It's ultimately a matter of demand

In his Observer article this week Will Hutton tackles the question of why the business sector is not investing more.  He refers to a report by City investment manager Andrew Smithers entitled UK: Narrower Profit Margins and Weaker Sterling Needed.  Martin Wolf referred to it recently too.  I've not been able to read it but the essential argument appears to be that businesses need to be making lower profits - by spending more on capital expenditure ie investing.  A reason why they may not be doing so could be that executive pay is linked to share price performance.  That leads executives to focus on higher profits, boosting share prices and therefore pay.
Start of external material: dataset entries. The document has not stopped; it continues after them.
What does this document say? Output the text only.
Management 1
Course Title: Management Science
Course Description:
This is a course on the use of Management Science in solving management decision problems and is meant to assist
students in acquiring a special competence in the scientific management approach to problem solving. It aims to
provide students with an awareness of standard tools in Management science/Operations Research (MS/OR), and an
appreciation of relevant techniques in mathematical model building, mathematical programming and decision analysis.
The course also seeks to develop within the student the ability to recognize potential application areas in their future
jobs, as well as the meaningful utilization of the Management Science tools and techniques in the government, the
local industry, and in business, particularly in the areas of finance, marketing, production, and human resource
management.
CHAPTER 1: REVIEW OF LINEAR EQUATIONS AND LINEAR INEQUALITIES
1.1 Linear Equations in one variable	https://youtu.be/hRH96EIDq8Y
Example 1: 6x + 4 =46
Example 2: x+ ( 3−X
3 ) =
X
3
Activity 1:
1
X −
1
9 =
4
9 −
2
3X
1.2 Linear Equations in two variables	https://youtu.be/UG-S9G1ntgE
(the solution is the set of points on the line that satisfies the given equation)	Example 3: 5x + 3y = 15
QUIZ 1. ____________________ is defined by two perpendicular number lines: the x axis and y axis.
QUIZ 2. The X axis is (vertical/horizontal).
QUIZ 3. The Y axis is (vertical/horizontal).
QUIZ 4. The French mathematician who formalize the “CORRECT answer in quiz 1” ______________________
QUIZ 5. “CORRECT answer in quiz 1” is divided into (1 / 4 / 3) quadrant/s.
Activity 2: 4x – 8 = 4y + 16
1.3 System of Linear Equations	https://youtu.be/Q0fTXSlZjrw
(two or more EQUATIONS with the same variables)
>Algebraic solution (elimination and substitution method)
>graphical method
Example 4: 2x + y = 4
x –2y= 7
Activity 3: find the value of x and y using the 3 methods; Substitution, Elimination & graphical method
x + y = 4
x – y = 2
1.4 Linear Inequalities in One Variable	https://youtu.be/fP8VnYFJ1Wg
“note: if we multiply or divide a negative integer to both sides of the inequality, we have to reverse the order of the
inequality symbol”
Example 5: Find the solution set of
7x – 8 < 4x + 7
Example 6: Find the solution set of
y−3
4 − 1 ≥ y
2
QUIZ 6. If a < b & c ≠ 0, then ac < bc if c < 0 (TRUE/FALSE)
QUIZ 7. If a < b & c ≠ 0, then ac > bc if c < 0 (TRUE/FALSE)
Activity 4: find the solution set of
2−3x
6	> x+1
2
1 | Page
There might be something in that.  However it does seem to rely on the assumption that shareholders simply demand higher and higher profits in the short term.  Short termism does exist of course.  But I would contend other forces are at work too.  If a company is profitable but cannot find further areas for profitable investment, shareholders will eventually want that company to stop hoarding and give funds to its owners (ie the shareholders) so they can invest elsewhere.  This, when it works well, is how the stock market channels funds to (hopefully) profitable investments.  If a company decides that in fact it has found a profitable investment opportunity itself (eg a new technology or a new market), shareholders will often or usually back it - if they are convinced.  It is after all their money (even if their wishes are mediated through investment managers).  And most fund managers do not forget times when they have backed company plans that have gone pear-shaped (no investment is without risk).

Large and large/medium sized companies appear to have in general better balance sheets than, say, three years ago (there are always exceptions).  Net borrowing is lower (ie they at least have more cash to offset some borrowing).  Why is this?  One reason is - well look no further than the Eurozone crisis and the injection of €489bn gross into the European banking system.  That was to solve a problem - banks were under strain.  The experience of the post Lehman's crisis has not been forgotten and no finance director wants to be in the position of relying too heavily on banks again.  So better to have a stronger balance sheet.

But another reason investment is not happening (it's not recovered in the UK since the post Lehman's fall, as a % of GDP) could be that confidence in the future is low.  This is what Keynes talked about.  Interest rates can be at extremely low levels but little investment takes place.  At such times, government has to step in.  It has to boost confidence and even fill the gap with its own investment.  Otherwise the risk is economic depression.